Fake Gemini CLI tricks developers, installs remote-access malware
Attackers clone Gemini CLI pages, repos and posts to trick developers into running commands that deploy reverse shells on macOS and Windows, granting full remote access.
NordVPN researchers uncovered active campaigns impersonating the Google Gemini command-line interface. Attackers used fake websites, cloned code repositories and deceptive social posts to prompt developers to run commands that install reverse shells and give attackers full remote access.
On macOS, cloned web pages instruct users to paste a Base64-encoded command into the terminal. When decoded, the command downloads a script from a remote server and runs it with the system’s highest administrative privileges. That gives the attacker code the ability to read, modify or delete files, install additional malware, or use the compromised device to access other machines on the same network.
The Windows variant delivers a PowerShell command disguised with benign variable names such as $Install=’GeminiCLI’. The command connects to a remote server and executes malicious code directly in memory rather than writing files to disk. Running the payload in memory is a fileless technique designed to bypass antivirus tools that rely on file scanning while still opening a reverse shell.
Researchers also identified a planned typosquatting operation targeting the npm registry. Attackers prepared package names such as gemini/cli and gemini-cli to mimic the official google/gemini-cli package. At the time of analysis the fake packages had not appeared in the registry.
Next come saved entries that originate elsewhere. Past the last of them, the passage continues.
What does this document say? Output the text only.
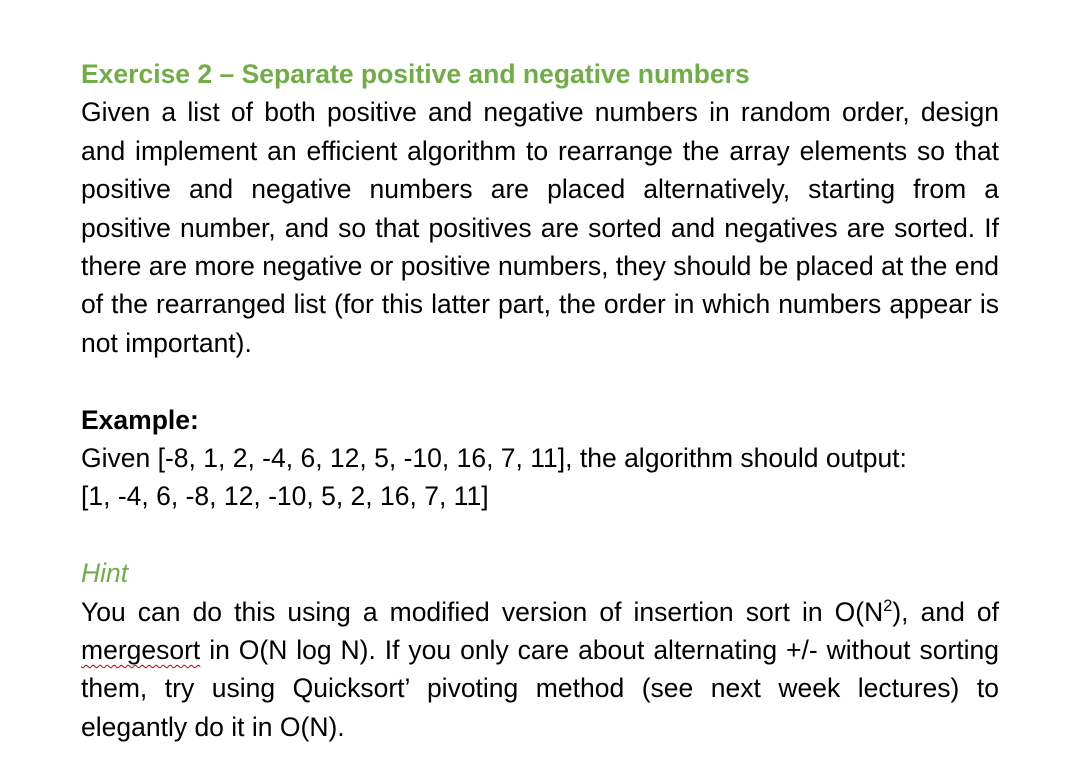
Exercise 2 – Separate positive and negative numbers

Given a list of both positive and negative numbers in random order, design and implement an efficient algorithm to rearrange the array elements so that positive and negative numbers are placed alternatively, starting from a positive number, and so that positives are sorted and negatives are sorted. If there are more negative or positive numbers, they should be placed at the end of the rearranged list (for this latter part, the order in which numbers appear is not important).

Example:

Given [-8, 1, 2, -4, 6, 12, 5, -10, 16, 7, 11], the algorithm should output:

[1, -4, 6, -8, 12, -10, 5, 2, 16, 7, 11]

Hint

You can do this using a modified version of insertion sort in $O(N^2)$, and of mergesort in O(N log N). If you only care about alternating +/- without sorting them, try using Quicksort’ pivoting method (see next week lectures) to elegantly do it in O(N).
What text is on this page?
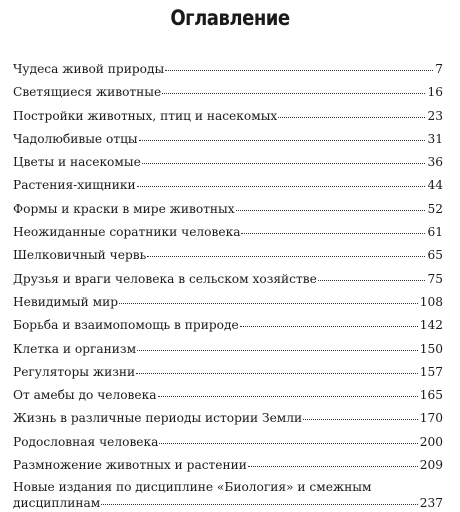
Оглавление
Чудеса живой природы	7
Светящиеся животные	16
Постройки животных, птиц и насекомых	23
Чадолюбивые отцы	31
Цветы и насекомые	36
Растения-хищники	44
Формы и краски в мире животных	52
Неожиданные соратники человека	61
Шелковичный червь	65
Друзья и враги человека в сельском хозяйстве	75
Невидимый мир	108
Борьба и взаимопомощь в природе	142
Клетка и организм	150
Регуляторы жизни	157
От амебы до человека	165
Жизнь в различные периоды истории Земли	170
Родословная человека	200
Размножение животных и растении	209
Новые издания по дисциплине «Биология» и смежным
дисциплинам	237
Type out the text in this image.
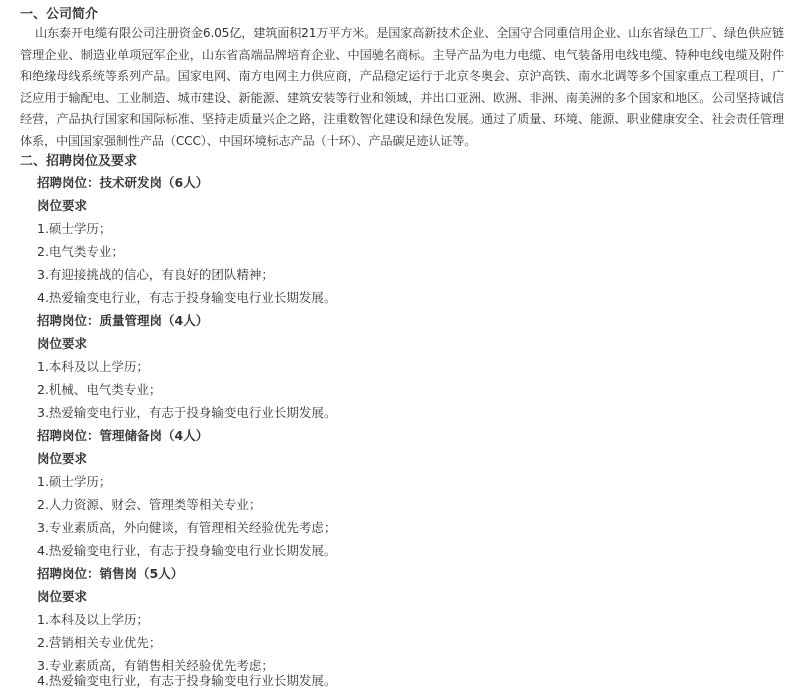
一、公司简介

山东泰开电缆有限公司注册资金6.05亿，建筑面积21万平方米。是国家高新技术企业、全国守合同重信用企业、山东省绿色工厂、绿色供应链管理企业、制造业单项冠军企业，山东省高端品牌培育企业、中国驰名商标。主导产品为电力电缆、电气装备用电线电缆、特种电线电缆及附件和绝缘母线系统等系列产品。国家电网、南方电网主力供应商，产品稳定运行于北京冬奥会、京沪高铁、南水北调等多个国家重点工程项目，广泛应用于输配电、工业制造、城市建设、新能源、建筑安装等行业和领域，并出口亚洲、欧洲、非洲、南美洲的多个国家和地区。公司坚持诚信经营，产品执行国家和国际标准、坚持走质量兴企之路，注重数智化建设和绿色发展。通过了质量、环境、能源、职业健康安全、社会责任管理体系，中国国家强制性产品（CCC）、中国环境标志产品（十环）、产品碳足迹认证等。

二、招聘岗位及要求

招聘岗位：技术研发岗（6人）

岗位要求

1.硕士学历；

2.电气类专业；

3.有迎接挑战的信心，有良好的团队精神；

4.热爱输变电行业，有志于投身输变电行业长期发展。

招聘岗位：质量管理岗（4人）

岗位要求

1.本科及以上学历；

2.机械、电气类专业；

3.热爱输变电行业，有志于投身输变电行业长期发展。

招聘岗位：管理储备岗（4人）

岗位要求

1.硕士学历；

2.人力资源、财会、管理类等相关专业；

3.专业素质高，外向健谈，有管理相关经验优先考虑；

4.热爱输变电行业，有志于投身输变电行业长期发展。

招聘岗位：销售岗（5人）

岗位要求

1.本科及以上学历；

2.营销相关专业优先；

3.专业素质高，有销售相关经验优先考虑；

4.热爱输变电行业，有志于投身输变电行业长期发展。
Domininkas Virbickas, product director at NordVPN, warned: “AI tools are generating huge interest right now, and attackers are moving fast to exploit that. The payloads being delivered here grant full remote access to a victim’s machine, which makes this a serious threat regardless of how technically sophisticated the target is.”
NordVPN advised users to stick to official sources. Verify that downloads and repositories come from the Google repository and confirm npm package names include the organization prefix google/gemini-cli. Do not run terminal or PowerShell commands you did not write or do not fully understand. Legitimate installers do not require copying and pasting commands from a webpage. Use security tools that include behavioral detection rather than relying solely on file-based scanning.
The campaigns target individual developers and connected corporate networks by exploiting common developer habits and social engineering. Cloned pages, repositories and posts offering early or unofficial access increase the chance that users will execute harmful commands.